Mercato chiuso da metà giugno i grossisti chiedono un nuovo sito
La Asl ha costretto il Comune a fermare le attività di Campo Boario per ragioni igienico-sanitarie L’assessore Cozzi: i commercianti ortofrutticoli devono consorziarsi e trovare un’altra area
TERAMO. Due mesi e mezzo senza mercato ortofrutticolo chiuso a giugno, per ragioni igienico sanitarie, dopo un sopralluogo della Asl. Due mesi e mezzo senza lavoro per parte dei grossisti insediati a Campo Boario. Oggi, quei negozianti si trovano a fare i conti con la crisi e con grandi difficoltà logistiche. «Siamo rimasti senza lavoro», lamenta uno di loro, Diego Torelli, «e per me è molto difficile anche tornare in zona per spostare alcuni macchinari rimasti lì».
Non avendo alternative, al momento, il commerciante ha lasciato alcuni frigoriferi all'interno del mercato. «Accedere a quella zona è particolarmente difficile», continua. «Mi tocca sempre discutere con i vigili urbani.
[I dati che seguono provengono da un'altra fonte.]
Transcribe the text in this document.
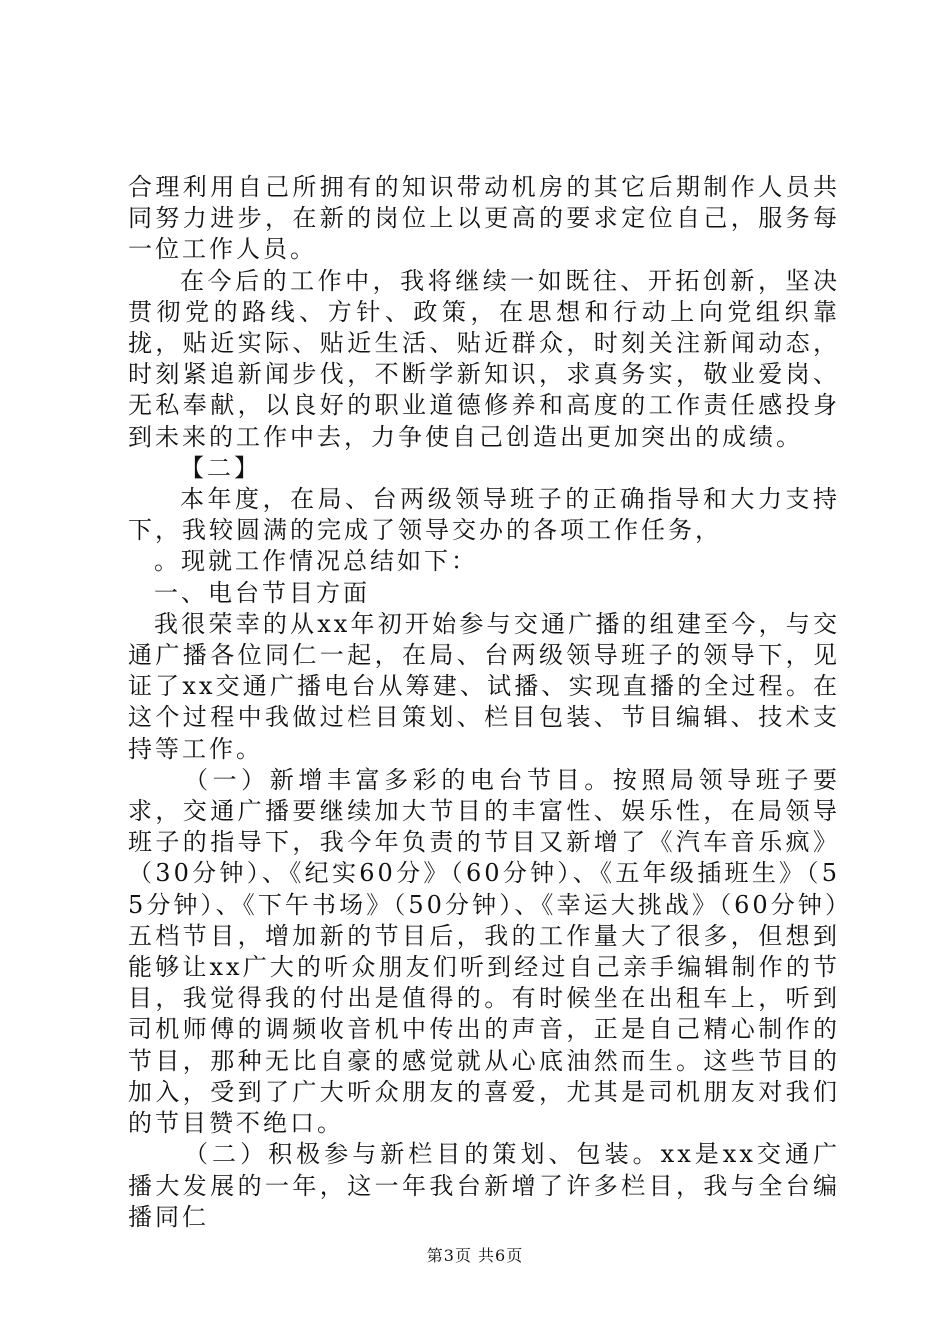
合理利用自己所拥有的知识带动机房的其它后期制作人员共同努力进步，在新的岗位上以更高的要求定位自己，服务每一位工作人员。

在今后的工作中，我将继续一如既往、开拓创新，坚决贯彻党的路线、方针、政策，在思想和行动上向党组织靠拢，贴近实际、贴近生活、贴近群众，时刻关注新闻动态，时刻紧追新闻步伐，不断学新知识，求真务实，敬业爱岗、无私奉献，以良好的职业道德修养和高度的工作责任感投身到未来的工作中去，力争使自己创造出更加突出的成绩。

【二】

本年度，在局、台两级领导班子的正确指导和大力支持下，我较圆满的完成了领导交办的各项工作任务，

。现就工作情况总结如下：

一、电台节目方面

我很荣幸的从xx年初开始参与交通广播的组建至今，与交通广播各位同仁一起，在局、台两级领导班子的领导下，见证了xx交通广播电台从筹建、试播、实现直播的全过程。在这个过程中我做过栏目策划、栏目包装、节目编辑、技术支持等工作。

（一）新增丰富多彩的电台节目。按照局领导班子要求，交通广播要继续加大节目的丰富性、娱乐性，在局领导班子的指导下，我今年负责的节目又新增了《汽车音乐疯》（30分钟）、《纪实60分》（60分钟）、《五年级插班生》（55分钟）、《下午书场》（50分钟）、《幸运大挑战》（60分钟）五档节目，增加新的节目后，我的工作量大了很多，但想到能够让xx广大的听众朋友们听到经过自己亲手编辑制作的节目，我觉得我的付出是值得的。有时候坐在出租车上，听到司机师傅的调频收音机中传出的声音，正是自己精心制作的节目，那种无比自豪的感觉就从心底油然而生。这些节目的加入，受到了广大听众朋友的喜爱，尤其是司机朋友对我们的节目赞不绝口。

（二）积极参与新栏目的策划、包装。xx是xx交通广播大发展的一年，这一年我台新增了许多栏目，我与全台编播同仁

第3页 共6页
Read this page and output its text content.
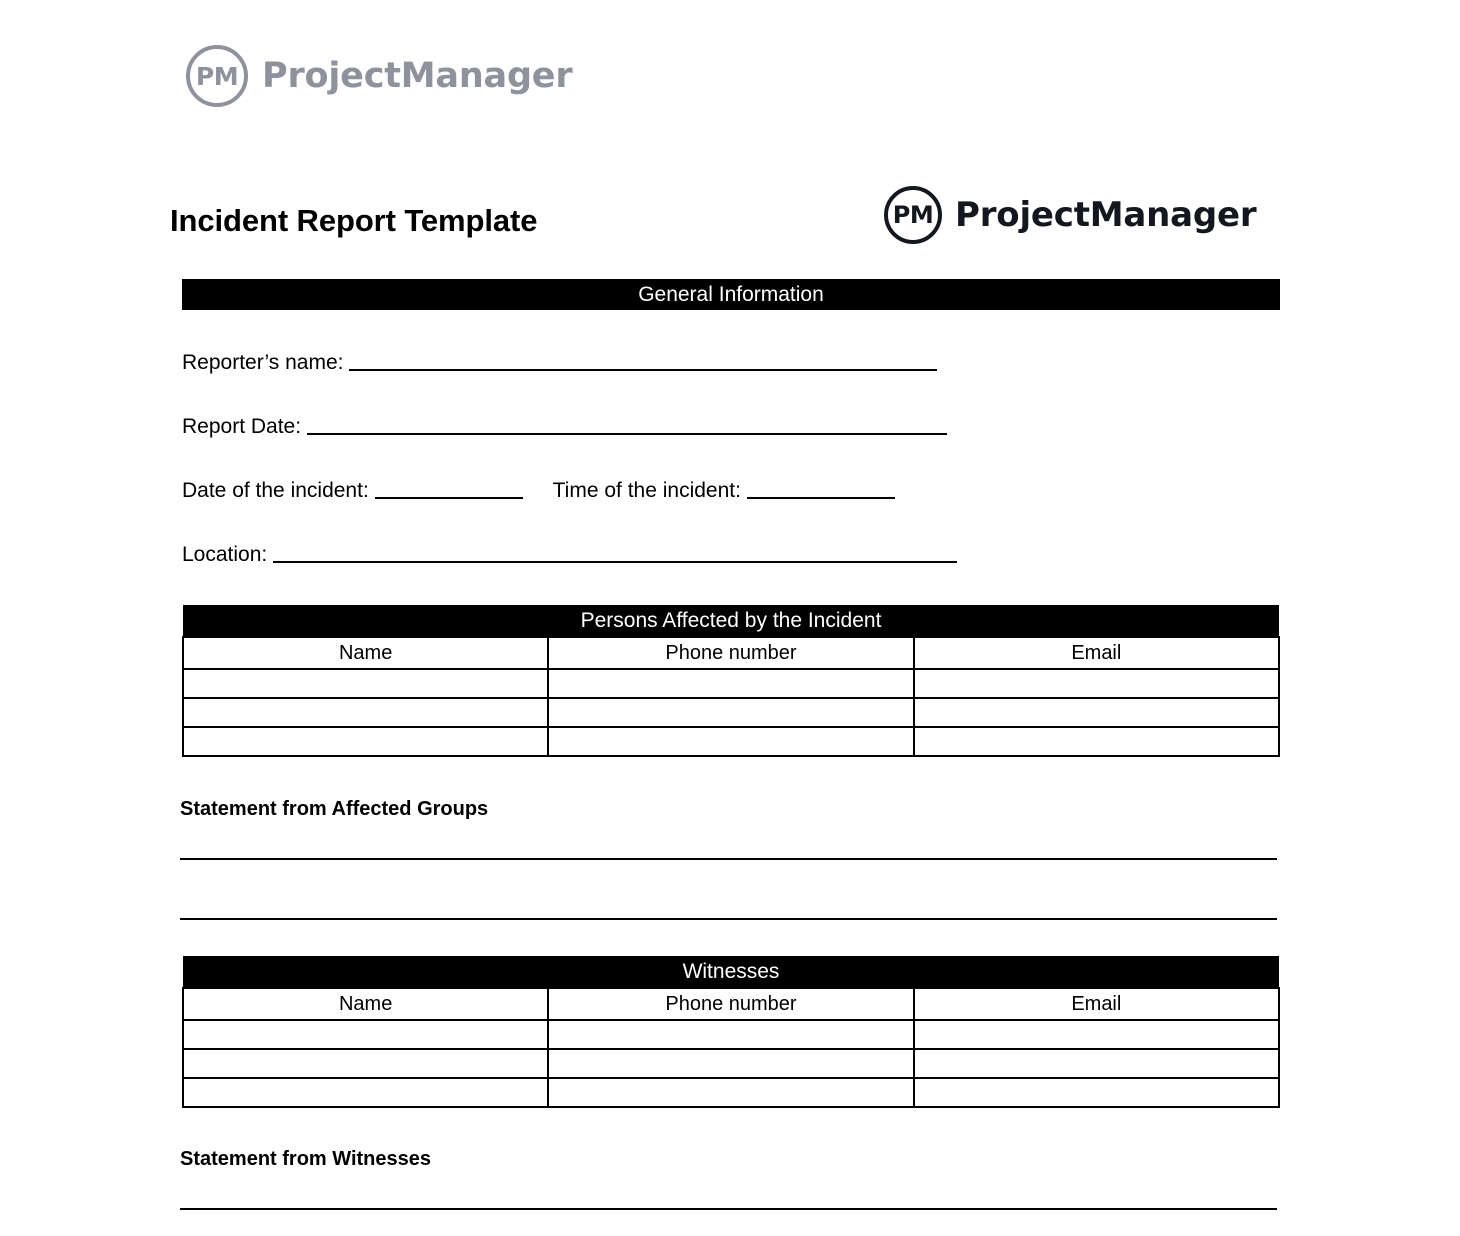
PM ProjectManager
Incident Report Template	PM ProjectManager
General Information
Reporter’s name:
Report Date:
Date of the incident:	Time of the incident:
Location:
Persons Affected by the Incident		
Name	Phone number	Email

Statement from Affected Groups
Witnesses		
Name	Phone number	Email

Statement from Witnesses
Per evitare questo, ho anche contattato il sindaco chiedendo e ottenendo un permesso di accesso. Ma ogni volta che arrivo sul posto questo permesso non mi viene riconosciuto dalla polizia locali ed è ogni volta una perdita di tempo». Ma, naturalmente, il problema per il signor Torelli e per i suoi colleghi, resta quello di avere una collocazione. Dopo il provvedimento di giugno c'è peraltro da ipotizzare che il mercato non sarà più riaperto: è troppo costoso per le casse comunali. Ma il sindaco ha comunque lanciato una proposta ai grossisti: create un consorzio e noi vi aiuteremo a trovare un area alternativa.
«L'istituto zooprofilattico non ha ancora sciolto le riserve legate alla proprietà del sito», spiega l'assessore al Commercio Mario Cozzi. «E prima di pensare a qualsiasi intervento bisogna fare i conti con questo. Ma in realtà, questo è un falso problema. L'amministrazione non ce la fa a farsi carico degli interventi di bonifica su una struttura dove peraltro sono rimasti cinque grossisti». Di qui la proposta dell’assessore: «Invece di fossilizzarsi su quest'area che ha raggiunto un alto livello di usura e degrado, è necessario che i grossisti arrivino a definire un consorzio e magari riescano ad appoggiarsi a un'area privata per costituire un sito alternativo. Non serve molto, basta un capannone, 5-6 punti dove raccogliere l'acqua e altrettanti lavandini. Oltre ai bagni, naturalmente».
Ma intanto, l’area di via De Albentiis resta in stato di abbandono. Quello che, fino a qualche mese fa, ha determinato le difficoltà igienico sanitarie che hanno portato sino a qui: bagni mai puliti e una montagna di cassette e rifiuti davanti al capannone hanno spinto la Asl ad avviare la procedura per far chiudere l’area. E adesso, i grossisti chiedono di poter continuare a fare il loro lavoro potendo contare su soluzioni logistiche congrue al loro impegno professionale.